Nussdorf was closely related with the masons guild of Strassburg, which in 1497 held their reunion in Basel explicitly "due to its famous master".

== Personal life ==
Nussdorf had to sons, Hans and Friedrich, who both also became stonemasons. Hans left Basel and became involved in the construction of the Minster of Bern, while Friedrich stayed in Basel and built the baptismal font for the . He had a brother Peter, with who he had a legal dispute over the care of their mother. Peter demanded Hans to fulfill his duties in taking care of her as agreed, and the court ordered Hans Nussdorf to do so. After his death in 1503, his estate was divided into one third to his wife and two thirds for his children.

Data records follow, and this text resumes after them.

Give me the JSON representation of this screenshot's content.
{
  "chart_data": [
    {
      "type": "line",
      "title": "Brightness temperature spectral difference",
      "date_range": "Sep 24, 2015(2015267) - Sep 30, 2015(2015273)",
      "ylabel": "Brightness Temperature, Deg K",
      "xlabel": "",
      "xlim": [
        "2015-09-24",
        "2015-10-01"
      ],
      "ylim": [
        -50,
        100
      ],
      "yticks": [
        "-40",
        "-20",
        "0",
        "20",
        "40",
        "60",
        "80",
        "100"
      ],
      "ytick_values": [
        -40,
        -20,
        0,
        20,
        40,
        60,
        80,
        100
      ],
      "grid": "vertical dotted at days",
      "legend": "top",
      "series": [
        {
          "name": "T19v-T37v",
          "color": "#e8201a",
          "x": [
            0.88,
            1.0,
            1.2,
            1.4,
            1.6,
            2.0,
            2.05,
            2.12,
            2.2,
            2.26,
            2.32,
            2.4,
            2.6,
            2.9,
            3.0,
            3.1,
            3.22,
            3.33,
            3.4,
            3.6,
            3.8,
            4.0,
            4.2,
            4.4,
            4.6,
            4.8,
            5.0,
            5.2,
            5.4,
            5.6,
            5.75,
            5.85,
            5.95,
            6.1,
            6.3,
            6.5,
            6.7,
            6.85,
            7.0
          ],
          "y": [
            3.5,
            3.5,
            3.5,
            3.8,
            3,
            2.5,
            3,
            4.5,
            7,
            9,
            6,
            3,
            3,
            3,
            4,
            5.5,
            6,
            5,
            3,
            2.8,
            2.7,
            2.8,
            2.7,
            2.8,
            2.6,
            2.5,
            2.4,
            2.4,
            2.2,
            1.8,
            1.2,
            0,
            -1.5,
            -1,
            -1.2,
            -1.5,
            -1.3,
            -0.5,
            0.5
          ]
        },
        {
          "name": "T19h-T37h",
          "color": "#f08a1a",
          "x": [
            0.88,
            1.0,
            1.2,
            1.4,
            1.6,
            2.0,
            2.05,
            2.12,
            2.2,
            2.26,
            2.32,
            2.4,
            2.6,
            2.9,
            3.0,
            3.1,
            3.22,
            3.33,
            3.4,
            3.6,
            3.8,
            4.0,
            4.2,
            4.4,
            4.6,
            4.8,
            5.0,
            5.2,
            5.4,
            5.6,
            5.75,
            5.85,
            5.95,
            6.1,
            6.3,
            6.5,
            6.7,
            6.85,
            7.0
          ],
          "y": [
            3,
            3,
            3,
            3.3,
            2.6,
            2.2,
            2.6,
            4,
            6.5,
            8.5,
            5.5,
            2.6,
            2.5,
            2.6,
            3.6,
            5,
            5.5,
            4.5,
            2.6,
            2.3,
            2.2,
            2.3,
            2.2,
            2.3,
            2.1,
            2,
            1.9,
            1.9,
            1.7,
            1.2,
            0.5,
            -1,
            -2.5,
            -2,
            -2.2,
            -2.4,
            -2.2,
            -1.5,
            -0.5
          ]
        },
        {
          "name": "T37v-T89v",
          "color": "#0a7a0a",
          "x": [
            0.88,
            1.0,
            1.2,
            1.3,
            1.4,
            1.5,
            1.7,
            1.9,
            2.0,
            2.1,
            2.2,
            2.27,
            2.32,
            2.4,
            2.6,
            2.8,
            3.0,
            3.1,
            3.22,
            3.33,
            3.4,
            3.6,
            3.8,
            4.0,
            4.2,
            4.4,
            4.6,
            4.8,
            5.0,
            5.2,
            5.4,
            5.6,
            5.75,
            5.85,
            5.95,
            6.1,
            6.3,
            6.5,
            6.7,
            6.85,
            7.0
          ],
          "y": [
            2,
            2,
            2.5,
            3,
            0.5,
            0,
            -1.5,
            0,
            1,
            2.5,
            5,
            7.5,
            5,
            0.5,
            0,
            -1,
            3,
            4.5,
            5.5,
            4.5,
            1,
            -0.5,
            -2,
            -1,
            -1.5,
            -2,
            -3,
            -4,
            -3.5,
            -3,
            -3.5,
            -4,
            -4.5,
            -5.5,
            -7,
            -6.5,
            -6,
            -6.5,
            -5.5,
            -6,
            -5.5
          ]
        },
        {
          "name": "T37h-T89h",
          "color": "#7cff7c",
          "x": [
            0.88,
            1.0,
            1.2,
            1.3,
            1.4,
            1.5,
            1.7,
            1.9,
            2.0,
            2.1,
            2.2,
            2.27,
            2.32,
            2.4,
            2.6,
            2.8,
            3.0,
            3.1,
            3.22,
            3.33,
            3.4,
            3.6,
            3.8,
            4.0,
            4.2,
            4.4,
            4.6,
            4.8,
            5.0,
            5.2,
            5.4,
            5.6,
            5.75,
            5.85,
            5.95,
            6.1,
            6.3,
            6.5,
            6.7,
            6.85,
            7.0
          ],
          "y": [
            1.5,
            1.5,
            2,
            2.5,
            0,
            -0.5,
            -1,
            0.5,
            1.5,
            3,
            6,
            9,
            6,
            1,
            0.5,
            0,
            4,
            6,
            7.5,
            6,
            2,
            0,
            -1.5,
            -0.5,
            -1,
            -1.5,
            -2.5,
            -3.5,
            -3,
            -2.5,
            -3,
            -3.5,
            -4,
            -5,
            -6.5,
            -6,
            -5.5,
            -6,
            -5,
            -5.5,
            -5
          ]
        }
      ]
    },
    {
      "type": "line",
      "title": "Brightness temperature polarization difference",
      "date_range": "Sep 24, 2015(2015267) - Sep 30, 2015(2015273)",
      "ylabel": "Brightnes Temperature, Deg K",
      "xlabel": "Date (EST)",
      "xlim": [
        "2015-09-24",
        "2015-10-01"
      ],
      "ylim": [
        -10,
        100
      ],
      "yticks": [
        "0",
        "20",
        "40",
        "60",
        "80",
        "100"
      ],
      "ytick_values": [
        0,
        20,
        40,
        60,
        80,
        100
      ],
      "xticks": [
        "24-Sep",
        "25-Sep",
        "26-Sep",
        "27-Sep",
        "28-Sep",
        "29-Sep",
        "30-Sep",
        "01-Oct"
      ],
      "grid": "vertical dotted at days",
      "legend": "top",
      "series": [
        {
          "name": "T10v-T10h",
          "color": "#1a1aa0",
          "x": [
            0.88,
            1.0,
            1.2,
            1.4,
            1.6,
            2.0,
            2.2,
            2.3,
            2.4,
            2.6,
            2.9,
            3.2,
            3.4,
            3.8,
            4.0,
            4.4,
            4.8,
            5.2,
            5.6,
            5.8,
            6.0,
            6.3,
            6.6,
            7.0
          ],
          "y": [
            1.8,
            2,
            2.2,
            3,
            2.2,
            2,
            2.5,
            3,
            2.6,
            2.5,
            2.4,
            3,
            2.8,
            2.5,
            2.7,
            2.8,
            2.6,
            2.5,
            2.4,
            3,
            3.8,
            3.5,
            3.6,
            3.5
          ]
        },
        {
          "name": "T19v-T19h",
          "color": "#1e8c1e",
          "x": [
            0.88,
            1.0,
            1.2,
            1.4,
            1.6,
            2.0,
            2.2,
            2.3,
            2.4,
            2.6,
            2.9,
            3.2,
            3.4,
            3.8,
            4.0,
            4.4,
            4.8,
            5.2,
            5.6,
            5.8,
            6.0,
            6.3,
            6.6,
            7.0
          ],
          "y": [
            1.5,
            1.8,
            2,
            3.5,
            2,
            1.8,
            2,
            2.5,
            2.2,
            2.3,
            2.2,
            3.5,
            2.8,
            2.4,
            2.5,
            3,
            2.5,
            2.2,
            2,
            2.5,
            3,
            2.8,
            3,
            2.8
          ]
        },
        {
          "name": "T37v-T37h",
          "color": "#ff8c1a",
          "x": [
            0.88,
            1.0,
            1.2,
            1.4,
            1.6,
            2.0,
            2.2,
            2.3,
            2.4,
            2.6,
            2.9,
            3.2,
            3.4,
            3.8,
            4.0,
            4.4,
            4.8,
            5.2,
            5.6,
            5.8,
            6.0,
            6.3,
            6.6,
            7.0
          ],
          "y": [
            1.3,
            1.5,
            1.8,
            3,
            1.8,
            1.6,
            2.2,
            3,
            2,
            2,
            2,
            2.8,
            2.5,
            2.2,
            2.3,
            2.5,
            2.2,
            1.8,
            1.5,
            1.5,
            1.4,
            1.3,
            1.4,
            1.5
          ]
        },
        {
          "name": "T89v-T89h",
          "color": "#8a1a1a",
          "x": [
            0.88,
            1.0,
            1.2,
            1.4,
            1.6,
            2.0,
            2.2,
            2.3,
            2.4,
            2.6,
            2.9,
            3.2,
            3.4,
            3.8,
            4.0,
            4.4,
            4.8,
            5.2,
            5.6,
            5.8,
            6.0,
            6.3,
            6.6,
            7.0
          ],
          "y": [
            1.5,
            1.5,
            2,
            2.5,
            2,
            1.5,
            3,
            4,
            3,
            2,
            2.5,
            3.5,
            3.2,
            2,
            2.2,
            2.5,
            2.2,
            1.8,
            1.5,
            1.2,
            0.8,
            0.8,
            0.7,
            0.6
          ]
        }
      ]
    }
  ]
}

Between 1475 and 1480 he was provided with a place to live in the Augustines Alley, in a house owned by the Minsterworkshop. In 1480 he bought the House Sonnenberg in the White Alley. He also bought a wineyard near the Aeschen Square in 1490, but it didn't appear in the inventory of the testament. In the tax registers between 1475 and 1481 Nussdorf appears as a man without any wealth to tax which is suggested to be because the special treatment the masons working at the Minster received.